Ed è dall’uomo che parte la storia: lo sconosciuto si fa strada a poco a poco nel presente di Marta, dopo la morte del genitore, e s’insinua nella sua mente. In qualche modo, la spinge affinché racconti la storia di una vita che s’intreccia alla sua. Nel tentativo di far combaciare il padre e l’uomo, nasce il personaggio: L.B., la cui presenza s’insinua negli interstizi e nelle pieghe della memoria, tra gli anni di piombo, le lotte di partito e amori mai portati a compimento.

Solo le rovine

Da qui, Marta Barone diventa non più figlia, ma scrittrice. E in quanto scrittrice lucida, leviga il materiale grezzo e lo restituisce scoperchiato, restituendo i dati, i fatti, le vicende degli anni ’70, a una memoria collettiva e familiare.
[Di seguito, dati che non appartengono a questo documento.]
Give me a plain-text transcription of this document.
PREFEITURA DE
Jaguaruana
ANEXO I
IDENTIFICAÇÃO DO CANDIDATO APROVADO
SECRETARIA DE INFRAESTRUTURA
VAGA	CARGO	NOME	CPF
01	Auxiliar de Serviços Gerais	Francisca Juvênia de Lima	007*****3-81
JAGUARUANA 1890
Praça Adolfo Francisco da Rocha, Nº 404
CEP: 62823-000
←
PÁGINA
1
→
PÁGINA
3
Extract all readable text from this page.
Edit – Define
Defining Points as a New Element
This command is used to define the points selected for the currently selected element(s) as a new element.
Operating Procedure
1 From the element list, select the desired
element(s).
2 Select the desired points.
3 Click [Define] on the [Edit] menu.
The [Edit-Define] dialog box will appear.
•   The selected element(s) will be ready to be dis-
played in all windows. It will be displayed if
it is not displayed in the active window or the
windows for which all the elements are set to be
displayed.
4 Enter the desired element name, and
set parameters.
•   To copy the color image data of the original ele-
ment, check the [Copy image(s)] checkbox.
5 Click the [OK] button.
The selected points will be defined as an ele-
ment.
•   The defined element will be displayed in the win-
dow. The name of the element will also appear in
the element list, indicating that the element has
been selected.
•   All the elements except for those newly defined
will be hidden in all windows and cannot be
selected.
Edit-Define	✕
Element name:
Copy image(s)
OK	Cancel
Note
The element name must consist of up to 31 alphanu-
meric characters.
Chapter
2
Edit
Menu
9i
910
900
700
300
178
Eppure, il resoconto storico, sebbene superbamente narrato, scivola passivo rispetto all’urgenza del recupero della figura del genitore-uomo. Tutte le scene tra Marta e il padre, i ricordi restituiteli da amici e vecchi compagni, hanno una carica emotiva sconvolgente. Perché c’è amore, c’è odio, c’è dolore, c’è indifferenza e c’è la rabbia. La rabbia cieca verso un animo rimasto sommerso che ha costretto a tuffarsi nelle acque del tempo per poterlo scoprire. La vera città è inafferrabile, perché l’unica cosa che il mondo restituisce sono rovine. Il resto, giace sommersa in fondo al mare.

La Città sommersa: le figlie sospese

(con qualche sentimentalismo personale)

Era il 2013 quando mi ritrovai a scrivere la biografia di mio padre. Nessuno me l’aveva chiesta, né avevo ricevuto un lascito genitoriale. Ricordo però che avevo interi ricordi a cui attingere: nove anni pieni e le narrazioni di mia madre a cui papà aveva confidato gran parte della sua vita. Eppure, in quel libro, mancano tanti piccoli frammenti che non sono riuscita a recuperare. Frammenti di un padre che ho cercato disperatamente di tramutare in uomo, per poterlo amare e odiare senza il filtro della me bambina.

Conosco bene l’urgenza dell’incontro attraverso i ricordi altrui. Soprattutto quando si parla di genitori tanto amati, celebrati e di cui tutti serbano piacevoli memorie. Genitori scomodi, di cui è difficile essere figlie, la cui ombra ti segue sempre e ti soffoca, finché non noti come si sovrapponga alla tua e i contorni dissimili coincidano.

Ecco, nonostante i differenti presupposti, le pagine di Città sommersa mi hanno parlato. Ho calpestato la stessa strada di Marta, in una cerca disperata e cavalleresca: il padre come missione, la memoria come mandante, l’uomo come Santo Graal.

Eppure, come in tutte le grandi cerche, non c’è la ricompensa finale: è il cammino percorso la vera ricchezza. In questo, noi figlie sospese siamo dantesche Ulisse, condannate a fallire per seguir “virtute e canoscenza“. Non avremo mai un’immagine completa, ma abbiamo imparato a intrecciare foto, frammenti di lettere, frasi interrotte a metà, in bilico quanto noi, e a compensare i pezzi mancanti del puzzle costruendo personaggi sull’uomo.

E questo, in qualche modo, ce lo facciamo bastare.